On his first day of life, an infant is hospitalized with seizures. The researchers concluded that his mother’s daily spirulina use, starting in the fourth month of pregnancy, was likely to blame. I’ve talked previously about the liver and nerve toxins present in many spirulina supplements, but the supplement companies swear up and down that spirulina doesn’t produce these toxins—and they may be right.

But if spirulina doesn’t produce toxins, how is it that toxins have repeatedly been found found in spirulina supplements? It appears to be contamination of spirulina with toxin-producing blue-green algae.

So, for example, if you look at the new U.S. “Pharmacopeia Safety Evaluation of Spirulina,” they conclude “the available evidence does not indicate a serious risk…or other public health concern when [spirulina is] properly identified, formulated, and used.” Ah, but that’s the catch. You collect spirulina in some open lake, and you have no idea what other algae are going to crop up.

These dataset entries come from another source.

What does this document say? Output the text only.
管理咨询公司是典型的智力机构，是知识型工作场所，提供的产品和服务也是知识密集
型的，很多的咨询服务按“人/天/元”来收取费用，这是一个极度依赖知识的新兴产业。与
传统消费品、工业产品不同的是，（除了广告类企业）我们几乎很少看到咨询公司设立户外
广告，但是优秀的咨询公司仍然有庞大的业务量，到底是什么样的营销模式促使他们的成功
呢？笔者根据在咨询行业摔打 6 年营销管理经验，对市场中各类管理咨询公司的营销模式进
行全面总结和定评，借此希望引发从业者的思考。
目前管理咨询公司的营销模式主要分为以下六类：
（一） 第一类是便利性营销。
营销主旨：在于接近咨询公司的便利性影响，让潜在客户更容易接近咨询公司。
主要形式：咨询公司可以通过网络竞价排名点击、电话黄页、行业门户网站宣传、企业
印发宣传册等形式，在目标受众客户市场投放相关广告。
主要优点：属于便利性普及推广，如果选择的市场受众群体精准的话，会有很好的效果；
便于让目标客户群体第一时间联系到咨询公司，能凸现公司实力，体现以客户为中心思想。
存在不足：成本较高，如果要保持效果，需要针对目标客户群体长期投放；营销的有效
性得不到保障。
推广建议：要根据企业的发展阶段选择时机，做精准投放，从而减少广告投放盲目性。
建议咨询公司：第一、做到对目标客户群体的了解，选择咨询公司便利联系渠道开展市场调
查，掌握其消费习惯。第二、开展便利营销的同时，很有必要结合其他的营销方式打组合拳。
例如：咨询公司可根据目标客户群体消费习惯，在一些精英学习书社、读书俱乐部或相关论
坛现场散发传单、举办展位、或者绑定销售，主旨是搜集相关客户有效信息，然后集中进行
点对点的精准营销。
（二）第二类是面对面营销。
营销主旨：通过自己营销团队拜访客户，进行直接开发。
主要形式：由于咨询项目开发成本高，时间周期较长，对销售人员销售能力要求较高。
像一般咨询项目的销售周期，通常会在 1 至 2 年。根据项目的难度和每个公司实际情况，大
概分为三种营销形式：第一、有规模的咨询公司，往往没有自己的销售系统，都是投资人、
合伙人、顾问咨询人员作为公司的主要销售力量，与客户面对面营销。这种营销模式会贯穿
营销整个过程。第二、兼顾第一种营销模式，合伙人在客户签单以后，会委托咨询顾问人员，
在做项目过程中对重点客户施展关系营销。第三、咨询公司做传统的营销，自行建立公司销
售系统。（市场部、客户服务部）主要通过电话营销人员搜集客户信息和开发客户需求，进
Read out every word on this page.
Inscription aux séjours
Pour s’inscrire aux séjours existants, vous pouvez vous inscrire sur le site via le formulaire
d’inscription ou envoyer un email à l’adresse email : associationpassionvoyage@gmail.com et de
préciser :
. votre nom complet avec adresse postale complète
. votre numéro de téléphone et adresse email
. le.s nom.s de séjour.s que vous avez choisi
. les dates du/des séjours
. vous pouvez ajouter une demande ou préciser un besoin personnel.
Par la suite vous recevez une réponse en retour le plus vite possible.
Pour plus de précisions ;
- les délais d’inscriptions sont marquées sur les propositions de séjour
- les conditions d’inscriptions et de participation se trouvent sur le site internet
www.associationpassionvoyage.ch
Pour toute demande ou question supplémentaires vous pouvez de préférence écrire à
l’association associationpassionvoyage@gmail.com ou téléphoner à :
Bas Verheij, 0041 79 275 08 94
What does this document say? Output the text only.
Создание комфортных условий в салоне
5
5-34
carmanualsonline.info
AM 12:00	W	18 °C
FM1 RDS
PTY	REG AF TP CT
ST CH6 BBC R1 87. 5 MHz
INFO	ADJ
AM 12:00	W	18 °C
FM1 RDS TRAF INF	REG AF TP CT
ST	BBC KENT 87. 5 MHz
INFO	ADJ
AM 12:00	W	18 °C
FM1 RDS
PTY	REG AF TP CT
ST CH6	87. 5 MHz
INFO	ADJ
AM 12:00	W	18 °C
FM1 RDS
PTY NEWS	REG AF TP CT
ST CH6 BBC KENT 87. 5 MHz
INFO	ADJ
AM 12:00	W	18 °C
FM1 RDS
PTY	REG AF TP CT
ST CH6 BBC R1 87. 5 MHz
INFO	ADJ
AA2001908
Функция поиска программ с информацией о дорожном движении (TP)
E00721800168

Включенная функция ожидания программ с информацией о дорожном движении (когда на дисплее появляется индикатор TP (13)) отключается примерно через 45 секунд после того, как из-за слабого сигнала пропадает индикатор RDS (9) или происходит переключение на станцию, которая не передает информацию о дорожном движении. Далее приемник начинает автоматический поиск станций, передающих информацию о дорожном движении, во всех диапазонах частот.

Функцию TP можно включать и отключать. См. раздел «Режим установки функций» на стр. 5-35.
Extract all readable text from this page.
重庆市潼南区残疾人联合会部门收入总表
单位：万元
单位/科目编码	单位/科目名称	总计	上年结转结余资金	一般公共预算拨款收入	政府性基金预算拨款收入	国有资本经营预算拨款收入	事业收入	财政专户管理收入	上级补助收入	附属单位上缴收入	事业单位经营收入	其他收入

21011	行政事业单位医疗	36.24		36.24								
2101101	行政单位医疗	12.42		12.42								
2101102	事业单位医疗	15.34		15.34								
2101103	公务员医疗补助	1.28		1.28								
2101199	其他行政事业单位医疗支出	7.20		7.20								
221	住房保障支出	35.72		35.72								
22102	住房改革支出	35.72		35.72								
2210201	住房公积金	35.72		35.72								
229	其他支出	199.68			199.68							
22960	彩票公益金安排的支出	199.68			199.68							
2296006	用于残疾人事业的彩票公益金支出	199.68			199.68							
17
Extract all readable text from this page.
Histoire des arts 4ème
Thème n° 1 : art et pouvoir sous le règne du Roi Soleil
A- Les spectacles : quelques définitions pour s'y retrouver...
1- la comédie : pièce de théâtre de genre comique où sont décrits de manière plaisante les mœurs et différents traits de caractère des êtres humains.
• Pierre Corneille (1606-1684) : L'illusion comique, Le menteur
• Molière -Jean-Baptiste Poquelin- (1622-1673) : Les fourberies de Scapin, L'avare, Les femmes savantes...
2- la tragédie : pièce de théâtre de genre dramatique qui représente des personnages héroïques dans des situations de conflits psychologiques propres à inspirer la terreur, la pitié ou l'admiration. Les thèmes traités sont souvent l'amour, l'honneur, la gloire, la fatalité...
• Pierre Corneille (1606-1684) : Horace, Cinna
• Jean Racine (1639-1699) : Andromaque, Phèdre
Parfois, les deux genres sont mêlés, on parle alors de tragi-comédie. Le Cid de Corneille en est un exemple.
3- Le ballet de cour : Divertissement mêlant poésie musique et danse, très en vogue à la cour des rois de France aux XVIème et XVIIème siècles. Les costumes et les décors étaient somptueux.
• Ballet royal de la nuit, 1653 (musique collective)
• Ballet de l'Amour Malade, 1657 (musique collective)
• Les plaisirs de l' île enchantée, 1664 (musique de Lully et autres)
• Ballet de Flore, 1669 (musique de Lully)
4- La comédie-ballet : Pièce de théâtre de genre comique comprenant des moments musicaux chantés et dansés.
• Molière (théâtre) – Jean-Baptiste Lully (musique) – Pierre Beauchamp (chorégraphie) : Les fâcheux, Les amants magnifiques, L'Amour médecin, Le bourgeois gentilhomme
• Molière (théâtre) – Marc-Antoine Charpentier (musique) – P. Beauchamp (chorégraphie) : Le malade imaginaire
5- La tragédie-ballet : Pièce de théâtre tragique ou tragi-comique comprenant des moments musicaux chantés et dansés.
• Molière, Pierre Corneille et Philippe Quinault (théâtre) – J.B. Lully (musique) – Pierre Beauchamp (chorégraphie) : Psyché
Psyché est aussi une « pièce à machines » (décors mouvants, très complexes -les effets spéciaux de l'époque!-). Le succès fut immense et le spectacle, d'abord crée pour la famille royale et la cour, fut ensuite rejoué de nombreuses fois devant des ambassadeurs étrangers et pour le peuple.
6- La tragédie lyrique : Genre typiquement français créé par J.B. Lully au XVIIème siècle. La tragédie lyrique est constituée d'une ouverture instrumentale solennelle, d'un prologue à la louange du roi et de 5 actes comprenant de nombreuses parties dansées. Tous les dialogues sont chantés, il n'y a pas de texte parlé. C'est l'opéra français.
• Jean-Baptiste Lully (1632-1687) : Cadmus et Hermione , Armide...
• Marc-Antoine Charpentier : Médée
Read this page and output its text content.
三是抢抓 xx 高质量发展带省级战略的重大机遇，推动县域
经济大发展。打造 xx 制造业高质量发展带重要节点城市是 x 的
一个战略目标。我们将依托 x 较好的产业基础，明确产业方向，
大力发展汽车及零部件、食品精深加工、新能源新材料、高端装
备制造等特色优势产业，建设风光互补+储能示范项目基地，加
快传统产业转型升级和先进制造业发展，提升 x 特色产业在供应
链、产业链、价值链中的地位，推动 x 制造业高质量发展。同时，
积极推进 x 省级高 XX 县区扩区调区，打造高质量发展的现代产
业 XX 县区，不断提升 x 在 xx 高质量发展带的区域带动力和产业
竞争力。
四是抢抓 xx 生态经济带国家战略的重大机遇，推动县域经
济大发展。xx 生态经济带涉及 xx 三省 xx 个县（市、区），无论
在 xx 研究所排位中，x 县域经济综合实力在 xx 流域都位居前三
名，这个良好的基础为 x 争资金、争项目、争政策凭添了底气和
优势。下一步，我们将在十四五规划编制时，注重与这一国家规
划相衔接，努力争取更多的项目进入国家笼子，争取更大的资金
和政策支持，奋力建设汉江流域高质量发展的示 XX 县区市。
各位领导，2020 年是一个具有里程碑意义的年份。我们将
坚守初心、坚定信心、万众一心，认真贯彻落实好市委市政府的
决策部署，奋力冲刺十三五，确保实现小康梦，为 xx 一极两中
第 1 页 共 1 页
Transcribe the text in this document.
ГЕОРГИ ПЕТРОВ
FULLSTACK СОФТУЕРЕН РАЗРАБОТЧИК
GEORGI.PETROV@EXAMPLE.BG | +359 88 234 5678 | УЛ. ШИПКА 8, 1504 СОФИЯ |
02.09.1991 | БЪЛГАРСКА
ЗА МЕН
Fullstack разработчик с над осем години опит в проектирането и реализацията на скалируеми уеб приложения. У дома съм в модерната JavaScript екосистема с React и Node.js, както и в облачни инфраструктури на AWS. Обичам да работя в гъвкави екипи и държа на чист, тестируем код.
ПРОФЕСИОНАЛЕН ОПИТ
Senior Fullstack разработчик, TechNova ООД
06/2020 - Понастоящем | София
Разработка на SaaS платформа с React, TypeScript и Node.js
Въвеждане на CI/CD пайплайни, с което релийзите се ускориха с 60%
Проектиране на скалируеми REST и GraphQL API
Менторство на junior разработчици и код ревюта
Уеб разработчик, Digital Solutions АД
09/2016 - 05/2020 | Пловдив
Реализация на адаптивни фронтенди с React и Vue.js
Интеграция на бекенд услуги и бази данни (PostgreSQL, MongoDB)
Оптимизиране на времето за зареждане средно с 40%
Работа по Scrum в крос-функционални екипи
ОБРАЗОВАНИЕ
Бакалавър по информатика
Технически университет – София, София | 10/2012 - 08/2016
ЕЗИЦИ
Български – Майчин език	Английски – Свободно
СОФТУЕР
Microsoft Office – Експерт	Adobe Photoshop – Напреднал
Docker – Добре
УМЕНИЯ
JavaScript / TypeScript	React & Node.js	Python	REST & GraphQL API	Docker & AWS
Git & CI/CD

The researchers report all sorts of adverse reactions in people taking spirulina products, but they attribute these issues to non-spirulina algae toxin contaminants within spirulina supplements, known to be toxic to the liver and cancer-causing. So, unless there’s third-party testing of each batch, which no company could presumably afford to do, I continue to encourage people to avoid spirulina products.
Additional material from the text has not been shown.